Error in validObject(result) : invalid class “dgCMatrix” object: 'i' and 'x' slots do not have equal length
for (i in 1:length(URINEList)) { URINEList[[i]][["percent.mt"]] <- PercentageFeatureSet(URINEList[[i]], pattern = "^MT-") doublets <- scDblFinder(GetAssayData(URINEList[[i]], assay = "RNA", slot = "data")) doublets <- as.vector(doublets@colData@listData[["scDblFinder.class"]]) URINEList[[i]]@meta.data$multiplet_class <- doublets URINEList[[i]]@project.name <- levels(URINEList[[i]]@active.ident) URINEList[[i]] <- RenameCells(URINEList[[i]], add.cell.id = paste0(URINEList[[i]]$orig.ident, "_")) }
The error I get: Error in validObject(result) : invalid class “dgCMatrix” object: 'i' and 'x' slots do not have equal length
Info about the URINEList: Dimensions of the input matrix: [1] 23331 1459 Number of non-zero elements in the input matrix: [1] 2600061 Class of the input matrix: [1] "dgCMatrix" Length of 'i' slot: [1] 2846422 Length of 'x' slot: [1] 2872704
I tried another code:
for (i in 1:length(URINEList)) { assay_data <- GetAssayData(URINEList[[i]], assay = "RNA", slot = "data")
URINEList[[i]][["percent.mt"]] <- PercentageFeatureSet(URINEList[[i]], pattern = "^MT-")
doublets <- scDblFinder(as.matrix(assay_data)) doublets <- as.vector(doublets@colData@listData[["scDblFinder.class"]]) URINEList[[i]]@meta.data$multiplet_class <- doublets
URINEList[[i]]@project.name <- levels(URINEList[[i]]@active.ident) URINEList[[i]] <- RenameCells(URINEList[[i]], add.cell.id = paste0(URINEList[[i]]$orig.ident, "_")) }
This is the error I get this time:
Creating ~5000 artificial doublets...
Dimensional reduction
Evaluating kNN...
Training model...
iter=0, 399 cells excluded from training.
iter=1, 227 cells excluded from training.
iter=2, 220 cells excluded from training.
Threshold found:0.514
96 (2%) doublets called
Error in .checkSCE(sce) :
sce
should be a SingleCellExperiment, a SummarizedExperiment, or an array (i.e. matrix, sparse matric, etc.) of counts.
In addition: Warning message:
In asMethod(object) :
sparse->dense coercion: allocating vector of size 3.5 GiB
Is there anyway to fix this problem?

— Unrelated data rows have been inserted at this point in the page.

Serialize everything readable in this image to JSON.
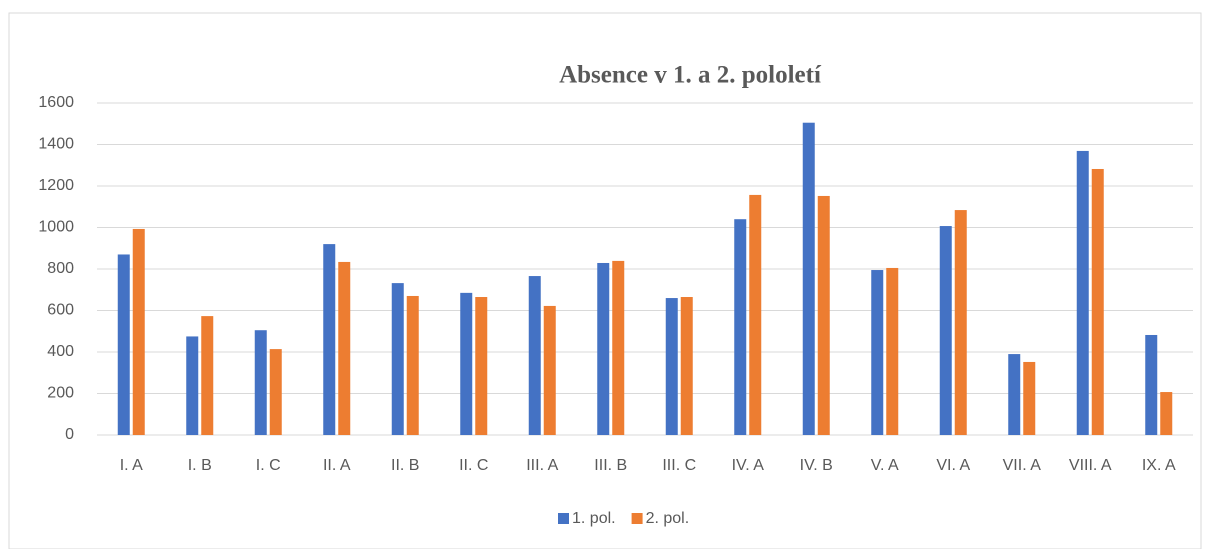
{
  "chart_data": {
    "type": "bar",
    "title": "Absence v 1. a 2. pololetí",
    "categories": [
      "I. A",
      "I. B",
      "I. C",
      "II. A",
      "II. B",
      "II. C",
      "III. A",
      "III. B",
      "III. C",
      "IV. A",
      "IV. B",
      "V. A",
      "VI. A",
      "VII. A",
      "VIII. A",
      "IX. A"
    ],
    "series": [
      {
        "name": "1. pol.",
        "color": "#4472c4",
        "values": [
          870,
          475,
          505,
          920,
          732,
          685,
          766,
          829,
          660,
          1040,
          1505,
          795,
          1007,
          390,
          1369,
          482
        ]
      },
      {
        "name": "2. pol.",
        "color": "#ed7d31",
        "values": [
          993,
          573,
          414,
          834,
          670,
          665,
          622,
          839,
          665,
          1157,
          1152,
          805,
          1084,
          352,
          1282,
          207
        ]
      }
    ],
    "ylim": [
      0,
      1600
    ],
    "yticks": [
      0,
      200,
      400,
      600,
      800,
      1000,
      1200,
      1400,
      1600
    ],
    "grid": true,
    "legend": "bottom"
  }
}
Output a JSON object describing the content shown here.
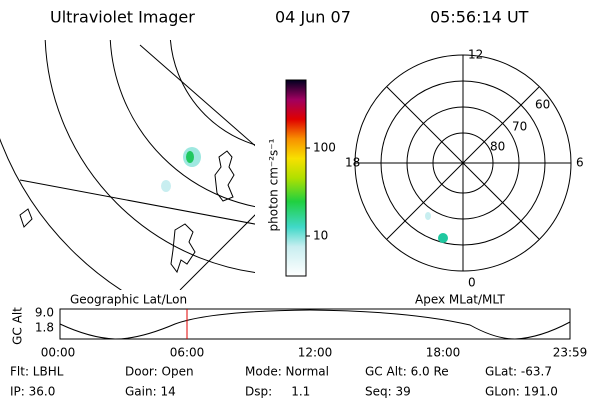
{
  "header": {
    "instrument": "Ultraviolet Imager",
    "date": "04 Jun 07",
    "time": "05:56:14 UT"
  },
  "colorbar": {
    "label": "photon cm⁻²s⁻¹",
    "ticks": [
      "100",
      "10"
    ]
  },
  "polar_plot": {
    "mlt_labels": [
      "12",
      "0",
      "18",
      "6"
    ],
    "mlat_labels": [
      "60",
      "70",
      "80"
    ]
  },
  "timeline": {
    "left_label": "Geographic Lat/Lon",
    "right_label": "Apex MLat/MLT",
    "axis_label": "GC Alt",
    "y_labels": [
      "9.0",
      "1.8"
    ],
    "x_labels": [
      "00:00",
      "06:00",
      "12:00",
      "18:00",
      "23:59"
    ]
  },
  "info": {
    "rows": [
      [
        "Flt: LBHL",
        "Door: Open",
        "Mode: Normal",
        "GC Alt: 6.0 Re",
        "GLat: -63.7"
      ],
      [
        "IP: 36.0",
        "Gain: 14",
        "Dsp:     1.1",
        "Seq: 39",
        "GLon: 191.0"
      ]
    ]
  }
}
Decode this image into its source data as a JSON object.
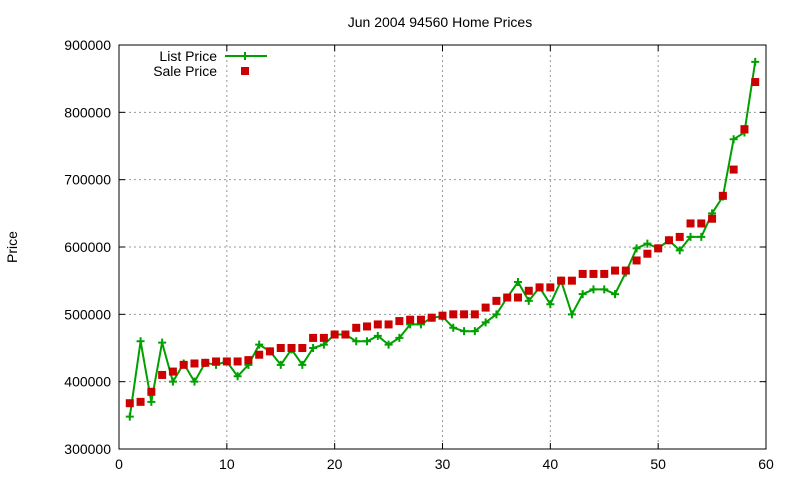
{
  "chart_data": {
    "type": "line",
    "title": "Jun 2004 94560 Home Prices",
    "xlabel": "",
    "ylabel": "Price",
    "xlim": [
      0,
      60
    ],
    "ylim": [
      300000,
      900000
    ],
    "x_ticks": [
      0,
      10,
      20,
      30,
      40,
      50,
      60
    ],
    "y_ticks": [
      300000,
      400000,
      500000,
      600000,
      700000,
      800000,
      900000
    ],
    "grid": true,
    "legend_position": "top-left",
    "series": [
      {
        "name": "List Price",
        "style": "line-plus",
        "color": "#00a000",
        "x": [
          1,
          2,
          3,
          4,
          5,
          6,
          7,
          8,
          9,
          10,
          11,
          12,
          13,
          14,
          15,
          16,
          17,
          18,
          19,
          20,
          21,
          22,
          23,
          24,
          25,
          26,
          27,
          28,
          29,
          30,
          31,
          32,
          33,
          34,
          35,
          36,
          37,
          38,
          39,
          40,
          41,
          42,
          43,
          44,
          45,
          46,
          47,
          48,
          49,
          50,
          51,
          52,
          53,
          54,
          55,
          56,
          57,
          58,
          59
        ],
        "y": [
          348000,
          460000,
          370000,
          458000,
          400000,
          427000,
          400000,
          428000,
          425000,
          430000,
          408000,
          425000,
          455000,
          445000,
          425000,
          448000,
          425000,
          450000,
          455000,
          470000,
          470000,
          460000,
          460000,
          468000,
          455000,
          465000,
          485000,
          485000,
          495000,
          497000,
          480000,
          475000,
          475000,
          488000,
          500000,
          525000,
          548000,
          520000,
          540000,
          515000,
          550000,
          500000,
          530000,
          537000,
          537000,
          530000,
          562000,
          598000,
          605000,
          598000,
          610000,
          595000,
          615000,
          615000,
          650000,
          675000,
          760000,
          770000,
          875000
        ]
      },
      {
        "name": "Sale Price",
        "style": "points-square",
        "color": "#cc0000",
        "x": [
          1,
          2,
          3,
          4,
          5,
          6,
          7,
          8,
          9,
          10,
          11,
          12,
          13,
          14,
          15,
          16,
          17,
          18,
          19,
          20,
          21,
          22,
          23,
          24,
          25,
          26,
          27,
          28,
          29,
          30,
          31,
          32,
          33,
          34,
          35,
          36,
          37,
          38,
          39,
          40,
          41,
          42,
          43,
          44,
          45,
          46,
          47,
          48,
          49,
          50,
          51,
          52,
          53,
          54,
          55,
          56,
          57,
          58,
          59
        ],
        "y": [
          368000,
          370000,
          385000,
          410000,
          415000,
          425000,
          427000,
          428000,
          430000,
          430000,
          430000,
          432000,
          440000,
          445000,
          450000,
          450000,
          450000,
          465000,
          465000,
          470000,
          470000,
          480000,
          482000,
          485000,
          485000,
          490000,
          492000,
          492000,
          495000,
          498000,
          500000,
          500000,
          500000,
          510000,
          520000,
          525000,
          525000,
          535000,
          540000,
          540000,
          550000,
          550000,
          560000,
          560000,
          560000,
          565000,
          565000,
          580000,
          590000,
          598000,
          610000,
          615000,
          635000,
          635000,
          642000,
          676000,
          715000,
          775000,
          845000
        ]
      }
    ]
  }
}
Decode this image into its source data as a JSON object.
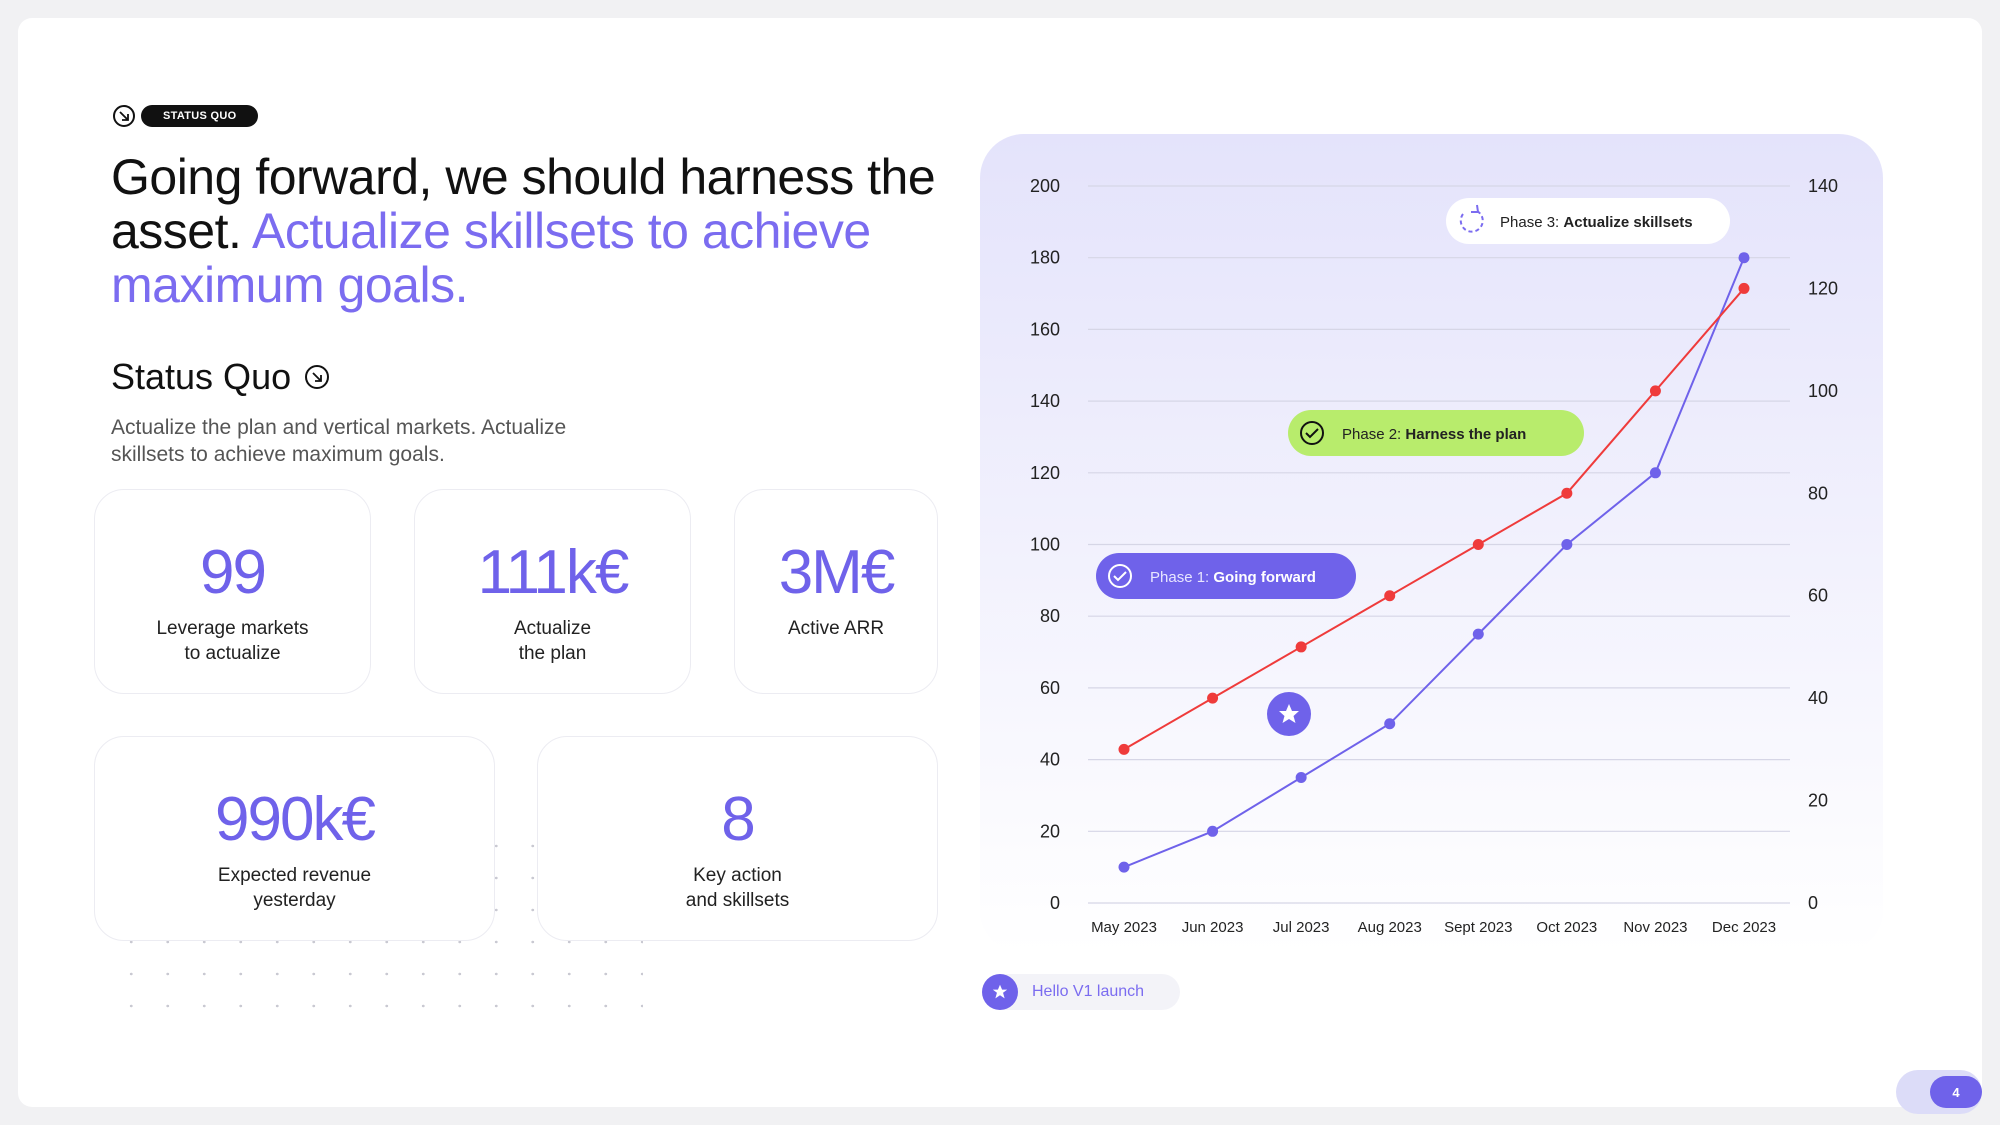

I assume this happens because SoupX maybe deletes cells or genes before I find the doublets in the dataset because when I don´t run soupx, it does not give me this error.
Please format this wall of code (the 10101 button), remove unnecessary code and describe what exactly the problem is.